My dad politely offers to come with me on a grocery run after I let slip that I refuse to buy milk or raw meat, claiming I can survive off frozen chicken nuggets. This won’t do. We drive to the nearest supermarket on the edge of the train station, and I buy essentials, along with ranch dressing, peach-flavoured sparkling water, and a mouthwatering array of aburi salmon nigiri and chicken katsu sushi. It is incredible. In the frozen section, searching for onion rings, something odd happens.

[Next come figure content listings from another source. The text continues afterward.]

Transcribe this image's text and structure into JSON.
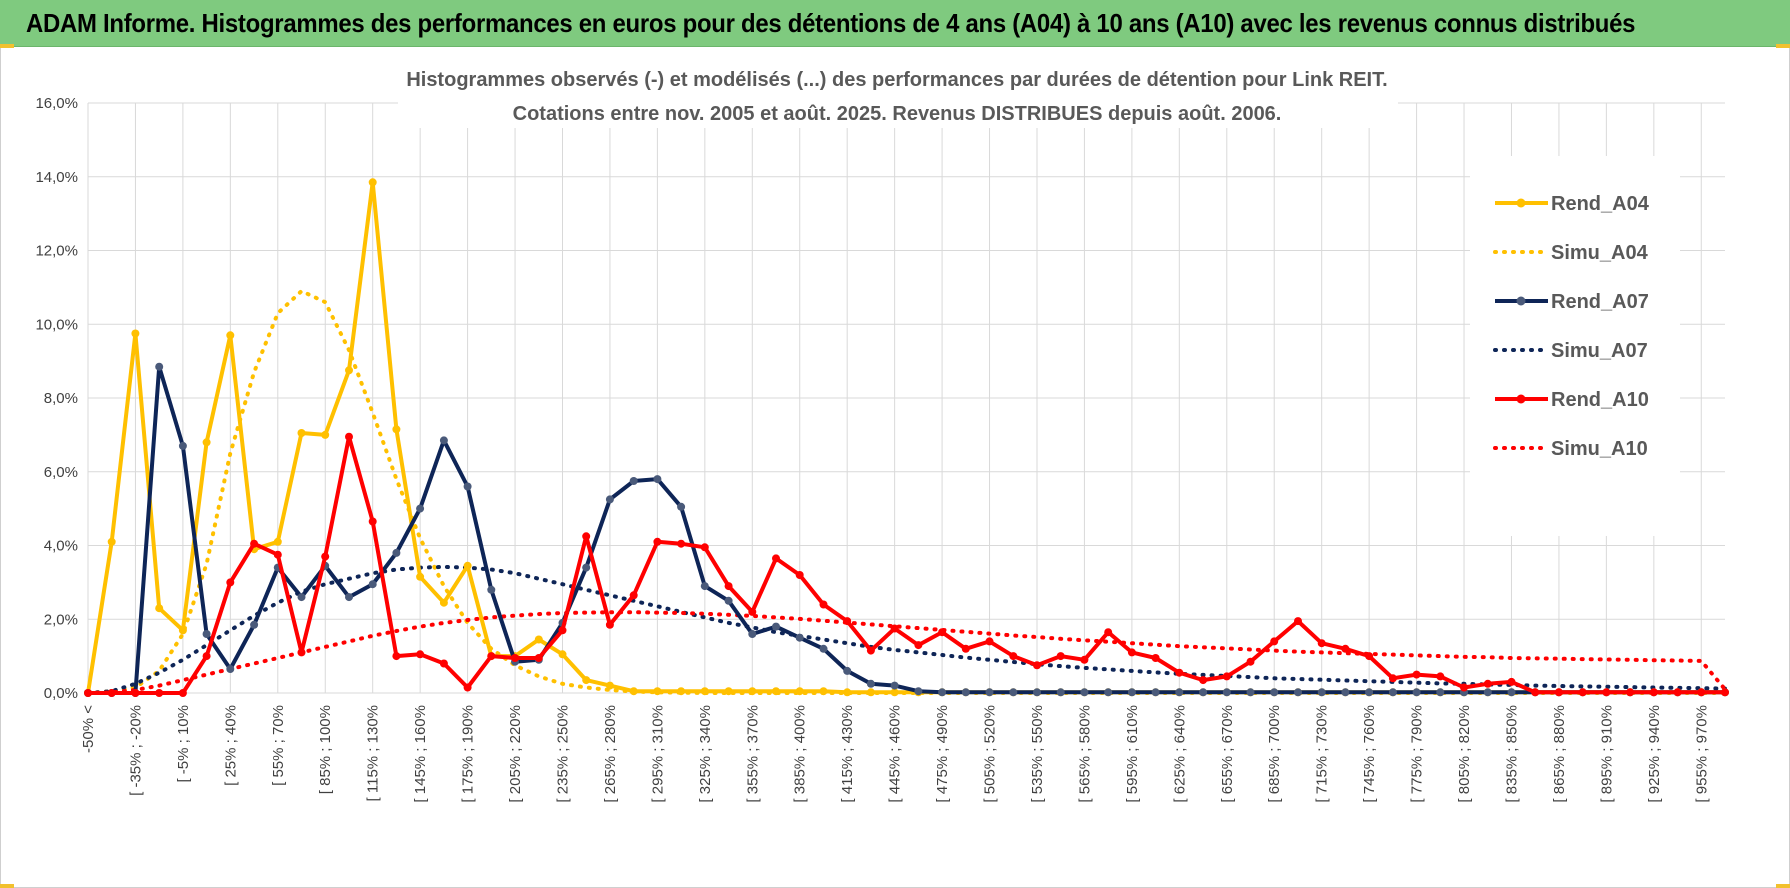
{
  "header": {
    "title": "ADAM Informe. Histogrammes des performances en euros pour des détentions de 4 ans (A04) à 10 ans (A10) avec les revenus connus distribués"
  },
  "colors": {
    "header_band": "#7fca7f",
    "a04": "#ffc000",
    "a07": "#0e2557",
    "a10": "#ff0000",
    "grid": "#d9d9d9"
  },
  "chart_data": {
    "type": "line",
    "title": [
      "Histogrammes observés (-) et modélisés (...) des performances par durées de détention pour Link REIT.",
      "Cotations entre nov. 2005 et août. 2025. Revenus DISTRIBUES depuis août. 2006."
    ],
    "ylim": [
      0,
      16
    ],
    "yticks": [
      "0,0%",
      "2,0%",
      "4,0%",
      "6,0%",
      "8,0%",
      "10,0%",
      "12,0%",
      "14,0%",
      "16,0%"
    ],
    "grid": true,
    "legend_position": "top-right",
    "x_labels": [
      "-50% <",
      "[ -35% ; -20%",
      "[ -5% ; 10%",
      "[ 25% ; 40%",
      "[ 55% ; 70%",
      "[ 85% ; 100%",
      "[ 115% ; 130%",
      "[ 145% ; 160%",
      "[ 175% ; 190%",
      "[ 205% ; 220%",
      "[ 235% ; 250%",
      "[ 265% ; 280%",
      "[ 295% ; 310%",
      "[ 325% ; 340%",
      "[ 355% ; 370%",
      "[ 385% ; 400%",
      "[ 415% ; 430%",
      "[ 445% ; 460%",
      "[ 475% ; 490%",
      "[ 505% ; 520%",
      "[ 535% ; 550%",
      "[ 565% ; 580%",
      "[ 595% ; 610%",
      "[ 625% ; 640%",
      "[ 655% ; 670%",
      "[ 685% ; 700%",
      "[ 715% ; 730%",
      "[ 745% ; 760%",
      "[ 775% ; 790%",
      "[ 805% ; 820%",
      "[ 835% ; 850%",
      "[ 865% ; 880%",
      "[ 895% ; 910%",
      "[ 925% ; 940%",
      "[ 955% ; 970%"
    ],
    "series": [
      {
        "name": "Rend_A04",
        "style": "solid",
        "color": "#ffc000",
        "markers": true,
        "values": [
          0,
          4.1,
          9.75,
          2.3,
          1.7,
          6.8,
          9.7,
          3.9,
          4.1,
          7.05,
          7.0,
          8.75,
          13.85,
          7.15,
          3.15,
          2.45,
          3.45,
          1.0,
          1.0,
          1.45,
          1.05,
          0.35,
          0.2,
          0.05,
          0.05,
          0.05,
          0.05,
          0.05,
          0.05,
          0.05,
          0.05,
          0.05,
          0.02,
          0.02,
          0.02,
          0.02,
          0.02,
          0.02,
          0.02,
          0.02,
          0.02,
          0.02,
          0.02,
          0.02,
          0.02,
          0.02,
          0.02,
          0.02,
          0.02,
          0.02,
          0.02,
          0.02,
          0.02,
          0.02,
          0.02,
          0.02,
          0.02,
          0.02,
          0.02,
          0.02,
          0.02,
          0.02,
          0.02,
          0.02,
          0.02,
          0.02,
          0.02,
          0.02,
          0.02,
          0.02
        ]
      },
      {
        "name": "Simu_A04",
        "style": "dotted",
        "color": "#ffc000",
        "markers": false,
        "values": [
          0,
          0.05,
          0.15,
          0.6,
          1.6,
          3.5,
          6.5,
          8.7,
          10.3,
          10.9,
          10.6,
          9.3,
          7.6,
          5.8,
          4.2,
          2.9,
          1.9,
          1.2,
          0.75,
          0.45,
          0.25,
          0.15,
          0.08,
          0.04,
          0.02,
          0.01,
          0,
          0,
          0,
          0,
          0,
          0,
          0,
          0,
          0,
          0,
          0,
          0,
          0,
          0,
          0,
          0,
          0,
          0,
          0,
          0,
          0,
          0,
          0,
          0,
          0,
          0,
          0,
          0,
          0,
          0,
          0,
          0,
          0,
          0,
          0,
          0,
          0,
          0,
          0,
          0,
          0,
          0,
          0,
          0
        ]
      },
      {
        "name": "Rend_A07",
        "style": "solid",
        "color": "#0e2557",
        "markers": true,
        "values": [
          0,
          0,
          0,
          8.85,
          6.7,
          1.6,
          0.65,
          1.85,
          3.4,
          2.6,
          3.45,
          2.6,
          2.95,
          3.8,
          5.0,
          6.85,
          5.6,
          2.8,
          0.85,
          0.9,
          1.9,
          3.4,
          5.25,
          5.75,
          5.8,
          5.05,
          2.9,
          2.5,
          1.6,
          1.8,
          1.5,
          1.2,
          0.6,
          0.25,
          0.2,
          0.05,
          0.02,
          0.02,
          0.02,
          0.02,
          0.02,
          0.02,
          0.02,
          0.02,
          0.02,
          0.02,
          0.02,
          0.02,
          0.02,
          0.02,
          0.02,
          0.02,
          0.02,
          0.02,
          0.02,
          0.02,
          0.02,
          0.02,
          0.02,
          0.02,
          0.02,
          0.02,
          0.02,
          0.02,
          0.02,
          0.02,
          0.02,
          0.02,
          0.02,
          0.02
        ]
      },
      {
        "name": "Simu_A07",
        "style": "dotted",
        "color": "#0e2557",
        "markers": false,
        "values": [
          0,
          0.05,
          0.25,
          0.55,
          0.9,
          1.3,
          1.7,
          2.1,
          2.45,
          2.75,
          2.95,
          3.1,
          3.25,
          3.35,
          3.4,
          3.42,
          3.4,
          3.35,
          3.25,
          3.1,
          2.95,
          2.8,
          2.65,
          2.5,
          2.35,
          2.2,
          2.05,
          1.9,
          1.78,
          1.65,
          1.55,
          1.45,
          1.35,
          1.25,
          1.17,
          1.1,
          1.03,
          0.96,
          0.9,
          0.84,
          0.78,
          0.73,
          0.68,
          0.64,
          0.6,
          0.56,
          0.52,
          0.49,
          0.46,
          0.43,
          0.4,
          0.38,
          0.36,
          0.34,
          0.32,
          0.3,
          0.28,
          0.26,
          0.25,
          0.23,
          0.22,
          0.2,
          0.19,
          0.18,
          0.17,
          0.16,
          0.15,
          0.14,
          0.13,
          0.12
        ]
      },
      {
        "name": "Rend_A10",
        "style": "solid",
        "color": "#ff0000",
        "markers": true,
        "values": [
          0,
          0,
          0,
          0,
          0,
          1.0,
          3.0,
          4.05,
          3.75,
          1.1,
          3.7,
          6.95,
          4.65,
          1.0,
          1.05,
          0.8,
          0.15,
          1.0,
          0.95,
          0.95,
          1.7,
          4.25,
          1.85,
          2.65,
          4.1,
          4.05,
          3.95,
          2.9,
          2.2,
          3.65,
          3.2,
          2.4,
          1.95,
          1.15,
          1.75,
          1.3,
          1.65,
          1.2,
          1.4,
          1.0,
          0.75,
          1.0,
          0.9,
          1.65,
          1.1,
          0.95,
          0.55,
          0.35,
          0.45,
          0.85,
          1.4,
          1.95,
          1.35,
          1.2,
          1.0,
          0.4,
          0.5,
          0.45,
          0.15,
          0.25,
          0.3,
          0.02,
          0.02,
          0.02,
          0.02,
          0.02,
          0.02,
          0.02,
          0.02,
          0.02
        ]
      },
      {
        "name": "Simu_A10",
        "style": "dotted",
        "color": "#ff0000",
        "markers": false,
        "values": [
          0,
          0.02,
          0.08,
          0.2,
          0.35,
          0.5,
          0.65,
          0.8,
          0.95,
          1.1,
          1.25,
          1.4,
          1.55,
          1.68,
          1.8,
          1.9,
          1.98,
          2.05,
          2.1,
          2.14,
          2.17,
          2.18,
          2.19,
          2.19,
          2.18,
          2.17,
          2.15,
          2.12,
          2.09,
          2.05,
          2.01,
          1.96,
          1.91,
          1.86,
          1.81,
          1.76,
          1.71,
          1.66,
          1.61,
          1.56,
          1.52,
          1.47,
          1.43,
          1.39,
          1.35,
          1.31,
          1.27,
          1.24,
          1.21,
          1.18,
          1.15,
          1.12,
          1.1,
          1.08,
          1.06,
          1.04,
          1.02,
          1.0,
          0.98,
          0.97,
          0.95,
          0.94,
          0.93,
          0.92,
          0.91,
          0.9,
          0.89,
          0.88,
          0.87,
          0.1
        ]
      }
    ]
  }
}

Seemingly out of nowhere, a slim Asian man darted past, pointing at me with a sudden flare of recognition. “Shirt!” he shouted, grinning, before disappearing faster than the refrigerated air. My dad laughed and pointed at the Soviet propaganda tee I wear like a second skin under my olive corduroy. That moment was like a supermarket version of street theatre. I laugh at the simplicity of it—it reminds me of that one night on William St when two boys shouted “Aphex Twin!” at me with unimaginable volume, then drifted off into the humid evening air like starlings forming a pattern. At the checkout we laugh at the broken machines, crying out in their standard Australian monotone: “unexpected item in bagging area.”

Recently I’ve been maladaptively daydreaming so much I could almost write a diary entirely from my dreams. I think I want to meet my boy so badly that I’ve lost any shred of shame, that I’m willing to creak open the door of the travel agent’s office and start planning. After all, in a few weeks it will have been a year of us speaking—if you don’t count the on-and-off rhythms of Tumblr mutualism. I hope for that. I also hope to get into a Masters program (I’ve been applying furiously), to polish off my thesis and exams, and then to fly away somewhere interesting. One must hope that, by graduation, I might be newly polished myself.